Doğan Heper

Doğan Heper

dheper@milliyet.com.tr

Tüm Yazıları
Haberin Devamı


Anayasa değişikliği konusunda görüş birliği var.
1982 Anayasası değişmeli.
Bu Anayasa, kabulünden önceki kargaşa döneminin etkisi altında kalan bir tepki anayasası olarak doğmuştu.
Her şeye rağmen, 12 Eylül 1980'de iktidara el koyan askerlerin gölgesi altında hazırlanmış ve kabul edilmişti.
1961 Anayasası'nın getirdiği özgürlüklerin istismar edilip kardeş kavgasına yol açtığı kanaatiyle, adeta onu tashih etme amacıyla 1982 metninde, 1961'deki dengeler bozulmuştu.
Her konuyu anayasa kapsamına alma telaşına düşülünce yanlışlar yapılması da kaçınılmaz olmuştu.
1982'den bu yana 17 yıldan fazla zaman geçti. 1960 öncesinin anormal şartları ortadan kalktı. Dünya da, Türkiye de değişti.
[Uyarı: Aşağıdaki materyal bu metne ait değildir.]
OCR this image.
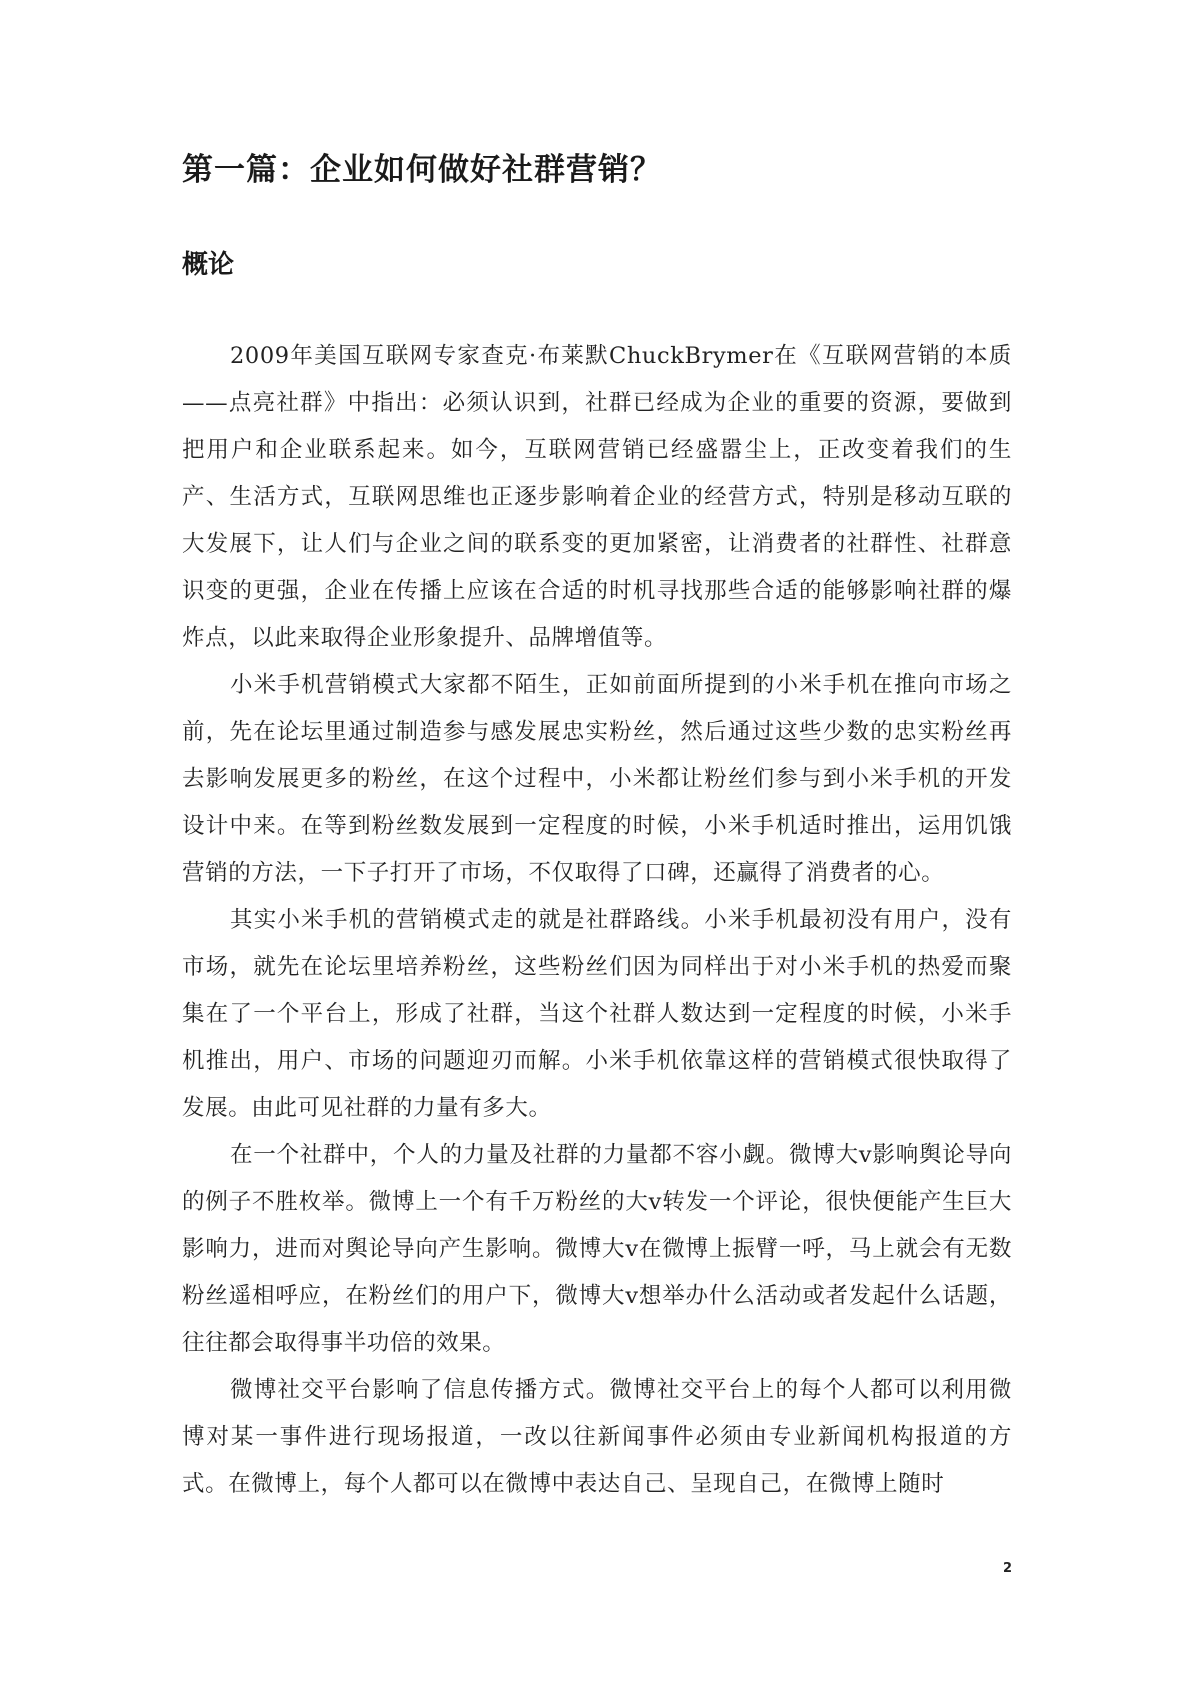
第一篇：企业如何做好社群营销？
概论

2009年美国互联网专家查克·布莱默ChuckBrymer在《互联网营销的本质——点亮社群》中指出：必须认识到，社群已经成为企业的重要的资源，要做到把用户和企业联系起来。如今，互联网营销已经盛嚣尘上，正改变着我们的生产、生活方式，互联网思维也正逐步影响着企业的经营方式，特别是移动互联的大发展下，让人们与企业之间的联系变的更加紧密，让消费者的社群性、社群意识变的更强，企业在传播上应该在合适的时机寻找那些合适的能够影响社群的爆炸点，以此来取得企业形象提升、品牌增值等。

小米手机营销模式大家都不陌生，正如前面所提到的小米手机在推向市场之前，先在论坛里通过制造参与感发展忠实粉丝，然后通过这些少数的忠实粉丝再去影响发展更多的粉丝，在这个过程中，小米都让粉丝们参与到小米手机的开发设计中来。在等到粉丝数发展到一定程度的时候，小米手机适时推出，运用饥饿营销的方法，一下子打开了市场，不仅取得了口碑，还赢得了消费者的心。

其实小米手机的营销模式走的就是社群路线。小米手机最初没有用户，没有市场，就先在论坛里培养粉丝，这些粉丝们因为同样出于对小米手机的热爱而聚集在了一个平台上，形成了社群，当这个社群人数达到一定程度的时候，小米手机推出，用户、市场的问题迎刃而解。小米手机依靠这样的营销模式很快取得了发展。由此可见社群的力量有多大。

在一个社群中，个人的力量及社群的力量都不容小觑。微博大v影响舆论导向的例子不胜枚举。微博上一个有千万粉丝的大v转发一个评论，很快便能产生巨大影响力，进而对舆论导向产生影响。微博大v在微博上振臂一呼，马上就会有无数粉丝遥相呼应，在粉丝们的用户下，微博大v想举办什么活动或者发起什么话题，往往都会取得事半功倍的效果。

微博社交平台影响了信息传播方式。微博社交平台上的每个人都可以利用微博对某一事件进行现场报道，一改以往新闻事件必须由专业新闻机构报道的方式。在微博上，每个人都可以在微博中表达自己、呈现自己，在微博上随时

2
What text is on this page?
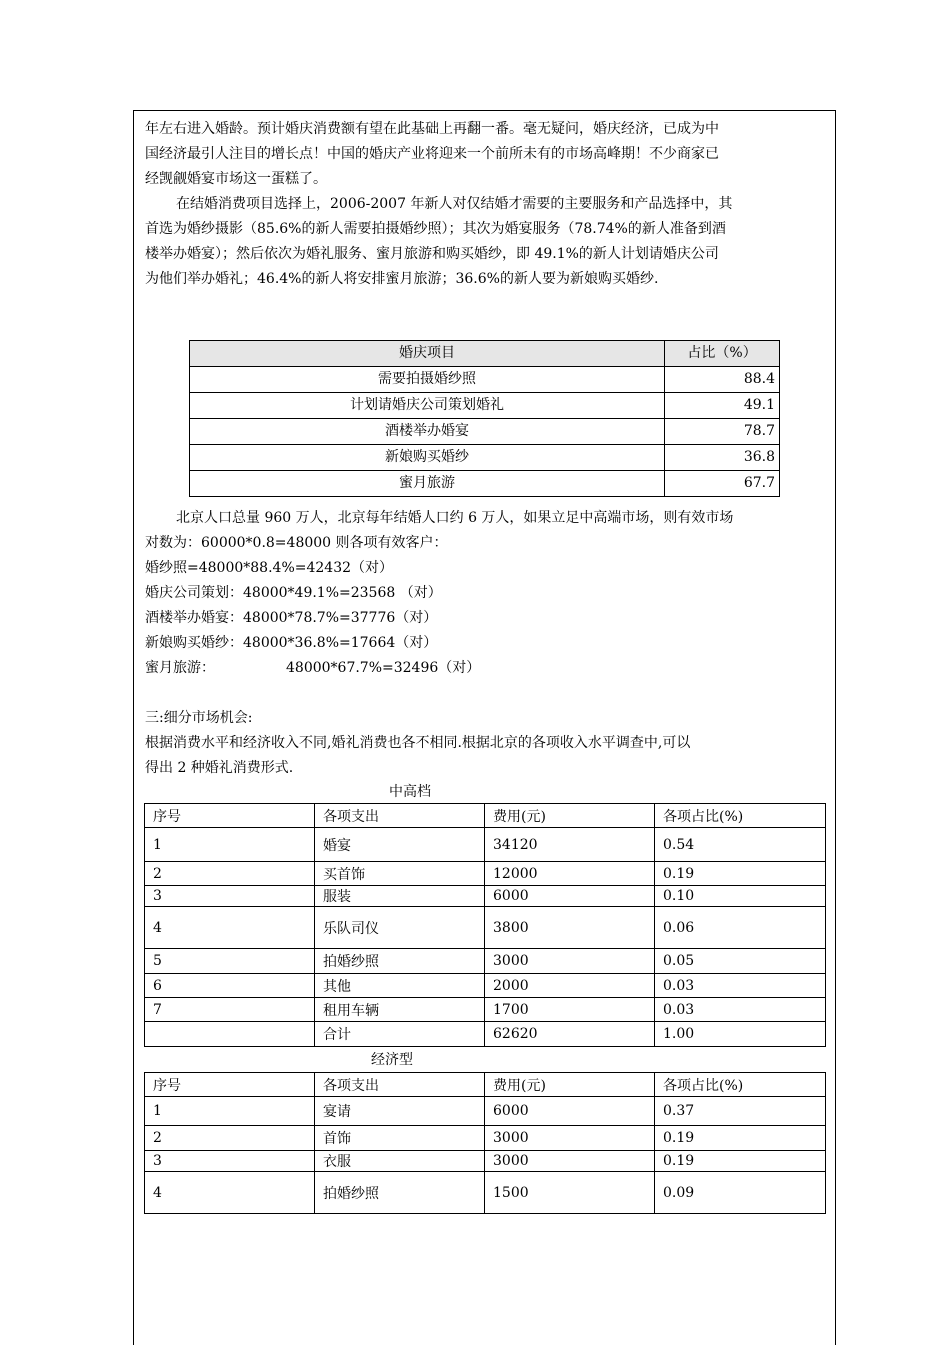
年左右进入婚龄。预计婚庆消费额有望在此基础上再翻一番。毫无疑问，婚庆经济，已成为中
国经济最引人注目的增长点！中国的婚庆产业将迎来一个前所未有的市场高峰期！不少商家已
经觊觎婚宴市场这一蛋糕了。
在结婚消费项目选择上，2006-2007 年新人对仅结婚才需要的主要服务和产品选择中，其
首选为婚纱摄影（85.6%的新人需要拍摄婚纱照）；其次为婚宴服务（78.74%的新人准备到酒
楼举办婚宴）；然后依次为婚礼服务、蜜月旅游和购买婚纱，即 49.1%的新人计划请婚庆公司
为他们举办婚礼；46.4%的新人将安排蜜月旅游；36.6%的新人要为新娘购买婚纱.
婚庆项目	占比（%）
需要拍摄婚纱照	88.4
计划请婚庆公司策划婚礼	49.1
酒楼举办婚宴	78.7
新娘购买婚纱	36.8
蜜月旅游	67.7
北京人口总量 960 万人，北京每年结婚人口约 6 万人，如果立足中高端市场，则有效市场
对数为：60000*0.8=48000 则各项有效客户：
婚纱照=48000*88.4%=42432（对）
婚庆公司策划：48000*49.1%=23568 （对）
酒楼举办婚宴：48000*78.7%=37776（对）
新娘购买婚纱：48000*36.8%=17664（对）
蜜月旅游：	48000*67.7%=32496（对）
三:细分市场机会:
根据消费水平和经济收入不同,婚礼消费也各不相同.根据北京的各项收入水平调查中,可以
得出 2 种婚礼消费形式.
中高档
序号	各项支出	费用(元)	各项占比(%)
1	婚宴	34120	0.54
2	买首饰	12000	0.19
3	服装	6000	0.10
4	乐队司仪	3800	0.06
5	拍婚纱照	3000	0.05
6	其他	2000	0.03
7	租用车辆	1700	0.03
	合计	62620	1.00
经济型
序号	各项支出	费用(元)	各项占比(%)
1	宴请	6000	0.37
2	首饰	3000	0.19
3	衣服	3000	0.19
4	拍婚纱照	1500	0.09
Bu Anayasa ise bu yapısıyla değişimin gerisinde kaldı. Günün gereklerine cevap veremez hale geldi.
* * *
PEKİ Anayasa değişikliği ihtiyacını herkes duyduğu halde neden teşebbüse geçilmiyor?
Burada yine siyasilerin sorumluluğu, daha doğrusu sorumsuzluğu fren teşkil ediyor.
Ama girişimci sınıf ve sivil toplum kuruluşlarının güçlenmesi, bu freni etkisiz hale getirecekmiş gibi görünüyor.
Öyleyse, ideolojik saplantısı olmayan Esas Teşkilat Hukuku uzmanlarından kurulacak bir heyet bugün başlasa birkaç ay sonra pekala yeni bir anayasa taslağını ortaya koyabilir.
* * *
ANAYASA'nın hangi maddelerinin değiştirileceği konusuna gelince.
Yeni anayasanın parlamenter sistemi koruyacağı düşünülebilir.
Başkanlık ve yarı başkanlık tartışmalarının hızını kaybetmiş olması bunu gösteriyor.
Hangi maddeler değişmeli sorusunun cevabı ise; maddeler değil Anayasa'nın tümü değişmeli olarak verilmelidir. 17 yıllık deneyim bunu gösteriyor.
1961 Anayasası'nın bireyi öne çıkaran tavrı 1982 Anayasası'nda yok. Özgürlüklerin kötüye kullanılmasında birey odak alınmış, devletin de kötüye kullanabileceği gözardı edilmiş. Eylemlerden çok, düşünceyi açıklamak hedef alınmış. Örgütlenme ve siyaset yapma kısıtlanmalara uğramış. Adeta tüm özgürlüklere bir genel sınırlama konmuş.
Yeni anayasanın tüm özgürlükler için yeni açılımlar getirmesi gerekiyor.
Yalnız bu, 1982 Anayasası'na bir tepki olarak ele alınmamalı, 1961 Anayasası'na tepkinin doğurduğu özürlü 1982 Anayasası'na benzer bir yanlış tekrar edilmemeli.
Peki, Türkiye'de şeriatçılık ve bölücülük gibi iki büyük tehlike var, Anayasa onları görmeyecek mi sorusuna; kanunlar ne güne duruyor, yanıtı yeterli sayılmaz mı?
* * *
SAYIN Cumhurbaşkanı Demirel de yeni bir anayasa ihtiyacını devamlı vurgulayanların başında geliyor.
Öyleyse öncelikle onun, yeni anayasa atağına kalkmasında yarar var.
Cumhurbaşkanı ne diyor:
"Türkiye daha iyi yönetilmeli. Artık bu kargaşa ile bir yere gitmemiz mümkün değil. Devletin baştan sona reforma ihtiyacı var. Ben işte bunları tartışalım diyorum. Bu rejim artık böyle gitmez."
Evet; bu rejim böyle gitmezse ve o rejimin temeli de bu Anayasa ise, önce o anayasanın değiştirilmesi gerekiyor. Topyekün toplum da bugün bu ihtiyacı seslendirdiğine göre vakit geldi demektir. Artık ilk iş bu olmalı.